4. Lucy Tailored Jacquard Blazer in Midnight Blue
The alternative to black. For the woman who has decided that black is too funereal for her daily life but who still wants a fully formal silhouette. Midnight blue jacquard photographs as a textured solid from any distance; up close, the jacquard pattern catches light and adds dimension.
5. Agatha Pearl Detail Blazer + Wide-Leg Pants Ivory
The high-stakes statement. For press appearances, award acceptance speeches, and any context where the photograph is part of the message rather than incidental to it.
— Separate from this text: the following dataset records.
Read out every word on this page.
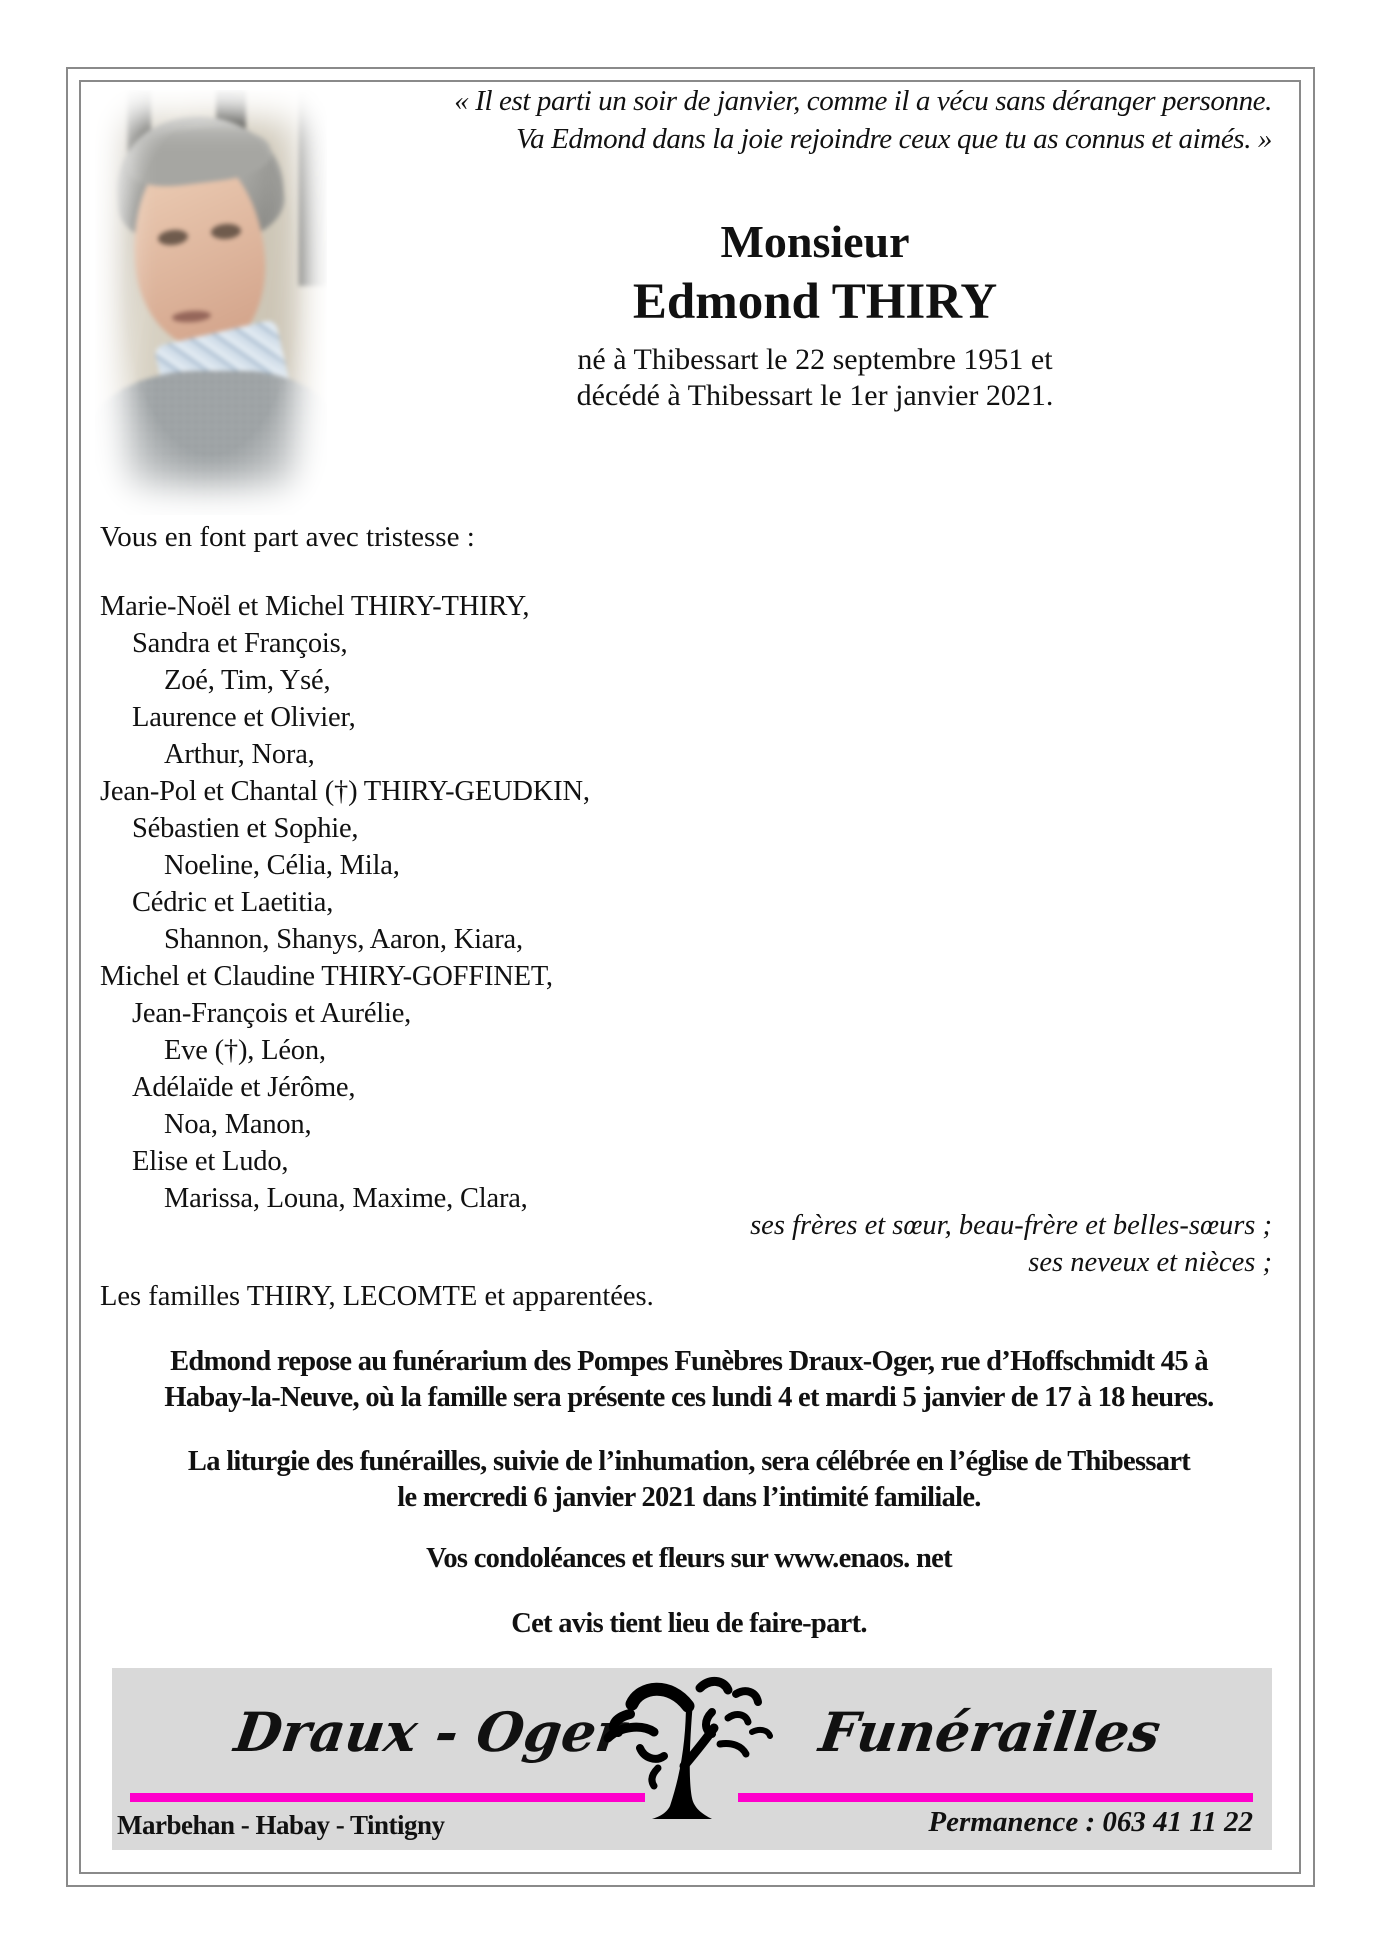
« Il est parti un soir de janvier, comme il a vécu sans déranger personne.
Va Edmond dans la joie rejoindre ceux que tu as connus et aimés. »
Monsieur
Edmond THIRY
né à Thibessart le 22 septembre 1951 et
décédé à Thibessart le 1er janvier 2021.
Vous en font part avec tristesse :
Marie-Noël et Michel THIRY-THIRY,
Sandra et François,
Zoé, Tim, Ysé,
Laurence et Olivier,
Arthur, Nora,
Jean-Pol et Chantal (†) THIRY-GEUDKIN,
Sébastien et Sophie,
Noeline, Célia, Mila,
Cédric et Laetitia,
Shannon, Shanys, Aaron, Kiara,
Michel et Claudine THIRY-GOFFINET,
Jean-François et Aurélie,
Eve (†), Léon,
Adélaïde et Jérôme,
Noa, Manon,
Elise et Ludo,
Marissa, Louna, Maxime, Clara,
ses frères et sœur, beau-frère et belles-sœurs ;
ses neveux et nièces ;
Les familles THIRY, LECOMTE et apparentées.
Edmond repose au funérarium des Pompes Funèbres Draux-Oger, rue d’Hoffschmidt 45 à
Habay-la-Neuve, où la famille sera présente ces lundi 4 et mardi 5 janvier de 17 à 18 heures.
La liturgie des funérailles, suivie de l’inhumation, sera célébrée en l’église de Thibessart
le mercredi 6 janvier 2021 dans l’intimité familiale.
Vos condoléances et fleurs sur www.enaos. net
Cet avis tient lieu de faire-part.
Draux - Oger	Funérailles
Marbehan - Habay - Tintigny	Permanence : 063 41 11 22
Ivory on a stage is a deliberate act of executive self-possession in fabric; the pearl-detail buttons are subtle from a distance and become visible only in close-up shots.
Frequently asked questions
What is modern power dressing for women in 2026?
Modern power dressing in 2026 is structured but not stiff, uses color sparingly and deliberately, builds on classic silhouettes refined over decades, requires tailoring, and lets the wearer wear the clothes rather than the other way around. The 1985 shoulder-pad version has been replaced by quieter architectural pieces in long-fiber wool, structured viscose, and silk-jacquard.
What pieces should an executive woman own?
Five pieces form the working vocabulary: a hero day-to-night dress (Luna's Mila Draped Midi in Abstract Taupe), a cropped tailored blazer (Frida Cropped Zip in Black), a formal black tailored suit (Barbara), an alternative-to-black formal blazer (Lucy Tailored Jacquard in Midnight Blue), and a high-stakes statement piece (Agatha Pearl Detail Blazer and Wide-Leg Pants in Ivory).
How do I dress for executive presence without looking dated?
Avoid bright primary colors as the dominant piece, skip visible logos, build on silhouettes that have been refined for at least two decades, tailor every piece to your specific frame, and prioritize fabric quality over fabric novelty. The combination of long-fiber Italian wool, canvas-stitched construction, and a defined-waist silhouette ages slower than any trend-driven alternative.
Luna Fashion House has been cutting power dressing pieces for 35 years. Biljana Jovanovic founded the house in Pozarevac, Serbia, in 1990 with the working assumption that the most-overlooked customer in fashion was the working woman past her early career. The Mila, the Frida, the Barbara, the Lucy, and the Agatha are descendants of patterns refined every year for three and a half decades. The atelier is still in Pozarevac. The standard has not changed.